Step 2: Hide exposed footprints
Modified: examples/pagecallback.js src/ghostdriver/request_handlers/session_request_handler.js src/webpage.cpp test/lib/www/*
Step 3: Client API implementation
- User agent randomization
- Pseudo-random bezier mouse path generation
- Speed trap reactive DOM interactions
- Dynamic view-port
- Other changes...
Layer 3: Chaos VPN/Proxy Layer
The Chaos VPN back-end is made up of two cloud systems hosted on Linode: an OpenVPN and a server. The server deploys an Ubuntu 16.10 distro, which functions as a dynamic proxy-tester that continuously parses the Chaos Proxies to ensure performance and security standards. It then automatically removes inadequate proxies and replaces them with new ones, as well as maintaining a minimum number of proxies necessary. This ensures the Chaos Proxy database is only populated with efficient nodes.
The purpose of the OpenVPN layer is to route https traffic from the host through our VPN encryption layer and then through one of the proxies mentioned above, and finally to the destination. The VPN serves as a very safe and ethical layer that adds extra privacy for https traffic. This way, the ISP only sees traffic from the host to the VPN. Not from the VPN to the proxy, from the proxy to the destination, and all the way back. There is no connection between host and destination.
Moving forward we will implement further ways of checking and gathering safe proxies. Moreover, we've begun development on a machine learning layer which will run on the server. This will help determine which sites to scramble internet history with based on general site sentiment. This will be acomplished by running natural-language processing, sentiment analysis, and entity analytics on the sites.
Challenges we ran into
This project was huge. As we peeled back layer after layer, we realized that the tools we needed simply didn't exist or weren't adequate. This required us to spend a lot of time in several different programming languages/environments in order to build the diverse elements of the platform. We also had a few blocks in terms of architecture cohesion. We wrote the platform in 6 different languages in 5 different environments, and all of the pieces had to work together exceedingly well. We spent a lot of time at the data layer of the respective modules, and it slowed us down considerably at times.
Accomplishments that we're proud of
- We began by contributing to the open-source project pak, which allowed us to build complex build-scripts with ease. This was an early decision that helped us tremendously when dealing with
netstat, network diagnostics and complex python/node scrape scripts.

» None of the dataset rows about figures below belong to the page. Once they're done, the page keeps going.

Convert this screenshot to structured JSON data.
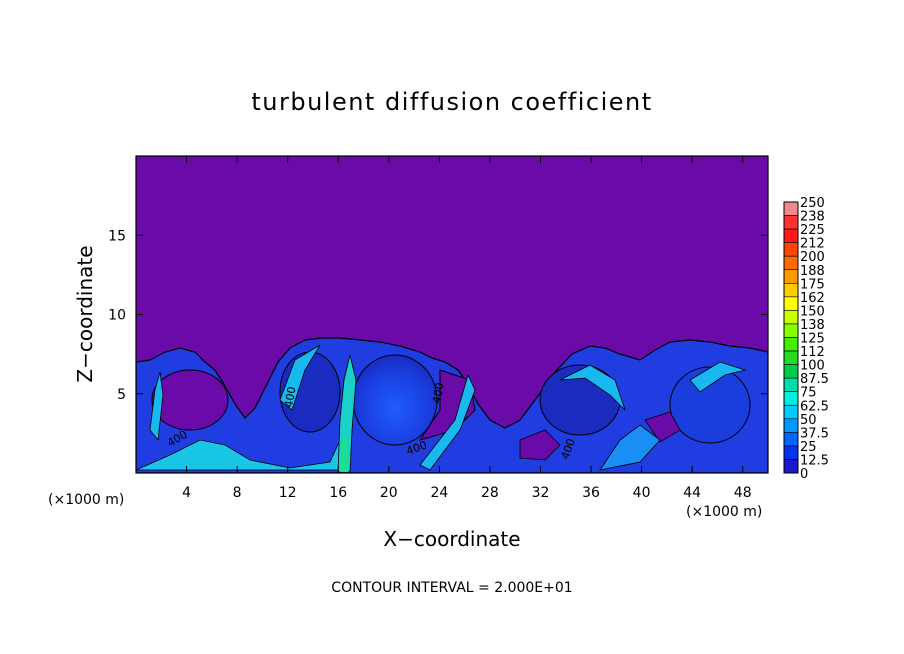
{
  "chart_data": {
    "type": "heatmap",
    "title": "turbulent diffusion coefficient",
    "xlabel": "X−coordinate",
    "ylabel": "Z−coordinate",
    "x_unit_left": "(×1000 m)",
    "x_unit_right": "(×1000 m)",
    "footer": "CONTOUR INTERVAL = 2.000E+01",
    "xlim": [
      0,
      50
    ],
    "ylim": [
      0,
      20
    ],
    "x_ticks": [
      4,
      8,
      12,
      16,
      20,
      24,
      28,
      32,
      36,
      40,
      44,
      48
    ],
    "y_ticks": [
      5,
      10,
      15
    ],
    "colorbar": {
      "min": 0,
      "max": 250,
      "labels": [
        "250",
        "238",
        "225",
        "212",
        "200",
        "188",
        "175",
        "162",
        "150",
        "138",
        "125",
        "112",
        "100",
        "87.5",
        "75",
        "62.5",
        "50",
        "37.5",
        "25",
        "12.5",
        "0"
      ],
      "colors": [
        "#f08a8a",
        "#ff3030",
        "#ff1a1a",
        "#ff4400",
        "#ff6a00",
        "#ff9900",
        "#ffcc00",
        "#ffff00",
        "#ccff00",
        "#88ff00",
        "#44ee00",
        "#22dd22",
        "#00cc44",
        "#00ddaa",
        "#00eedd",
        "#00ccff",
        "#0099ff",
        "#0066ff",
        "#0033ee",
        "#1a1acc",
        "#6a0aa8"
      ]
    },
    "contour_labels": [
      "400",
      "400",
      "400",
      "400",
      "400"
    ],
    "background_value": 0,
    "turbulent_layer_top_approx": 7.5
  }
}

- We're most proud of the work we did with chaos.js. We found that every headless browser that is publicly available is easily detectable. We tried PhantomJS, Selenium, Nightmare, and Casper (just to name a few), and we could expose many of them in a matter of minutes. As such, we set out to build our own layer on top of PhantomJS in order to create the first, truly undetectable headless browser.
What we learned
In terms of code, we learned a ton about HTTP/HTTPS and the TCP/IP protocols. We also learned first how to detect "bot" traffic on a webpage and then how to manipulate WebKit behavior to expose key behaviors that mask the code behind the IP. Neither of us had ever used Linode, and standing up two instances (a proper server and a VPN server) was an interesting experience. Fitting all of the parts together was really cool and exposed us to technology stacks on the front-end, back-end, and system level.
What's next for chaos
More code! We're planning on deploying this as an open-source solution, which most immediately requires a build script to handle the many disparate elements of the system. Further, we plan on continued research into the deep layers of web interaction in order to find other ways of preserving anonymity and the essence of the internet for all users!